[A prospective randomized trial comparing mitomycin C and vindesine and cisplatin versus pirarubicin and vindesine and cisplatin in the treatment of advanced non-small cell lung cancer]

Zhongguo Fei Ai Za Zhi. 2003 Jun 20;6(3):195-7. doi: 10.3779/j.issn.1009-3419.2003.03.08.
[Article in Chinese]

Abstract

Background: To evaluate the response, adverse effects and survival of MVP regimen and TVP regimen.

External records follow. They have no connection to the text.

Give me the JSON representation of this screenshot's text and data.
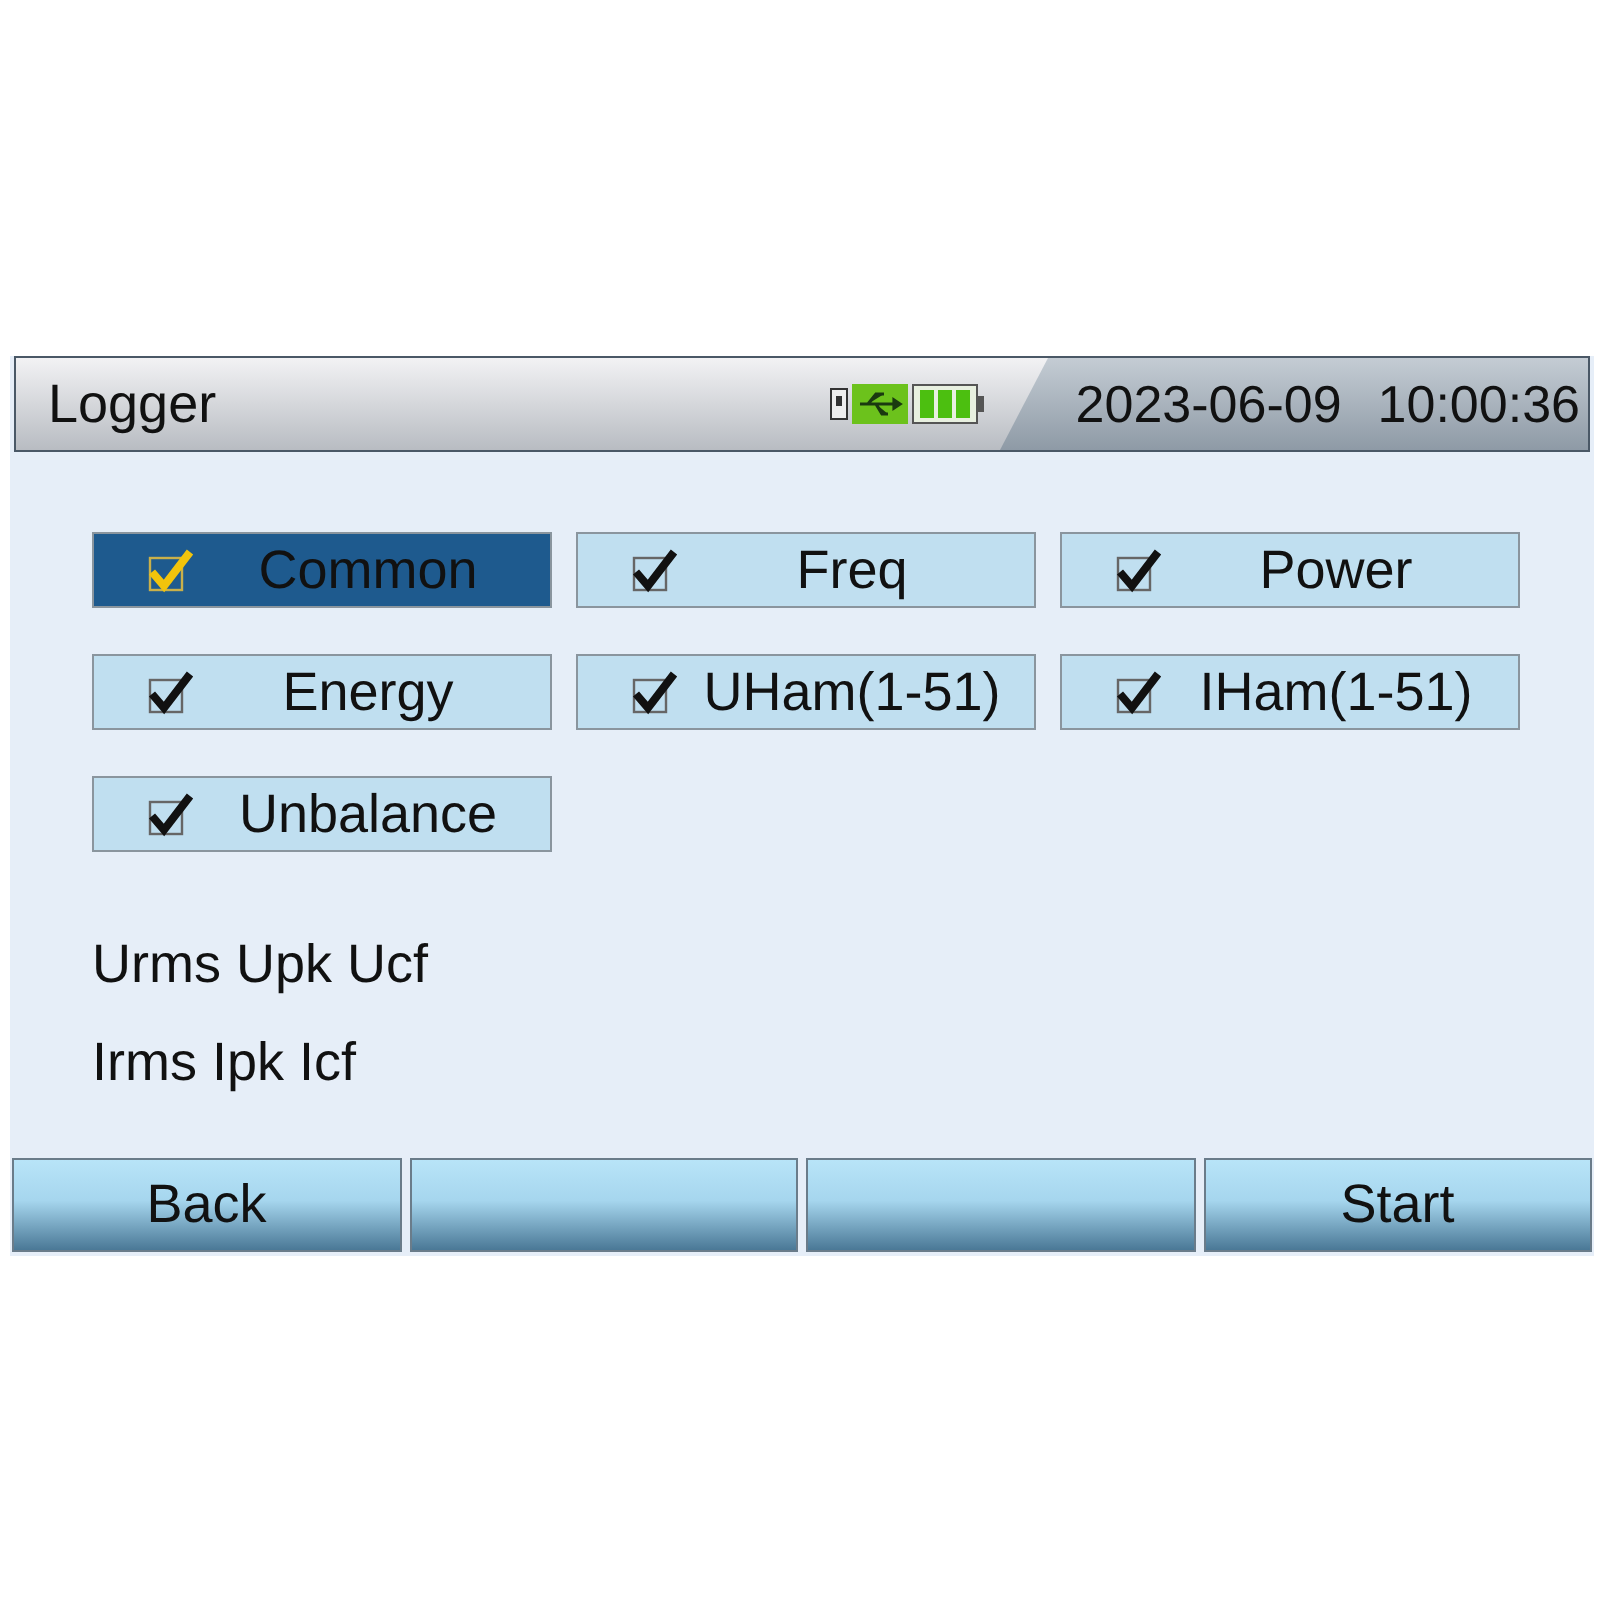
{
  "title_bar": {
    "title": "Logger",
    "date": "2023-06-09",
    "time": "10:00:36"
  },
  "options": [
    {
      "label": "Common",
      "checked": true,
      "selected": true
    },
    {
      "label": "Freq",
      "checked": true,
      "selected": false
    },
    {
      "label": "Power",
      "checked": true,
      "selected": false
    },
    {
      "label": "Energy",
      "checked": true,
      "selected": false
    },
    {
      "label": "UHam(1-51)",
      "checked": true,
      "selected": false
    },
    {
      "label": "IHam(1-51)",
      "checked": true,
      "selected": false
    },
    {
      "label": "Unbalance",
      "checked": true,
      "selected": false
    }
  ],
  "parameter_lines": [
    "Urms Upk Ucf",
    "Irms Ipk Icf"
  ],
  "softkeys": [
    {
      "kind": "text",
      "label": "Back"
    },
    {
      "kind": "blank"
    },
    {
      "kind": "blank"
    },
    {
      "kind": "text",
      "label": "Start"
    }
  ]
}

Methods: Sixty six patients with advanced non-small cell lung cancer were randomized into two groups:MVP arm (32 patients, mitomycin C 6-8 mg/m² d1, vindesine 2-3 mg/m² d1 and d8, cisplatin 70-80 mg/m² d1) and TVP arm (34 patients, pirarubicin 40-50 mg/m² d1, vindesine and cisplatin were the same as arm MVP). Characteristics of the patients were similar in two arms. All patients received two to four cycles of chemotherapy.

Results: The overall responses were 34% (11/32) in the MVP arm and 56% (19/34) in the TVP arm. There were 1 complete response, 10 partial responses in the MVP arm and 1 complete response, 18 partial responses in the TVP arm. TVP regimen appeared to have a higher objective response, but no statistically significant difference in the response was observed between two regimens (Chi-square=2.269, P=0.132). Main side effects were hematological toxicities. Grade III+IV hematological toxicities were significantly higher in the patients of arm TVP than arm MVP, especially neutropenia (79% vs 44%, Chi-square=7.458, P=0.006). Median survival time was 12 months vs 8 months, and 1-, 2-, 3-year survival rates were 53% vs 24% (Chi-square=4.943, P=0.026), 17% vs 6%, 6% vs 0, for arm TVP and arm MVP, respectively..

Conclusions: MVP regimen has a lower response rate and longer survival time but less hematological toxicities than TVP regimen. The results suggest MVP regimen is a safe and active regimen for advanced non-small cell lung cancer.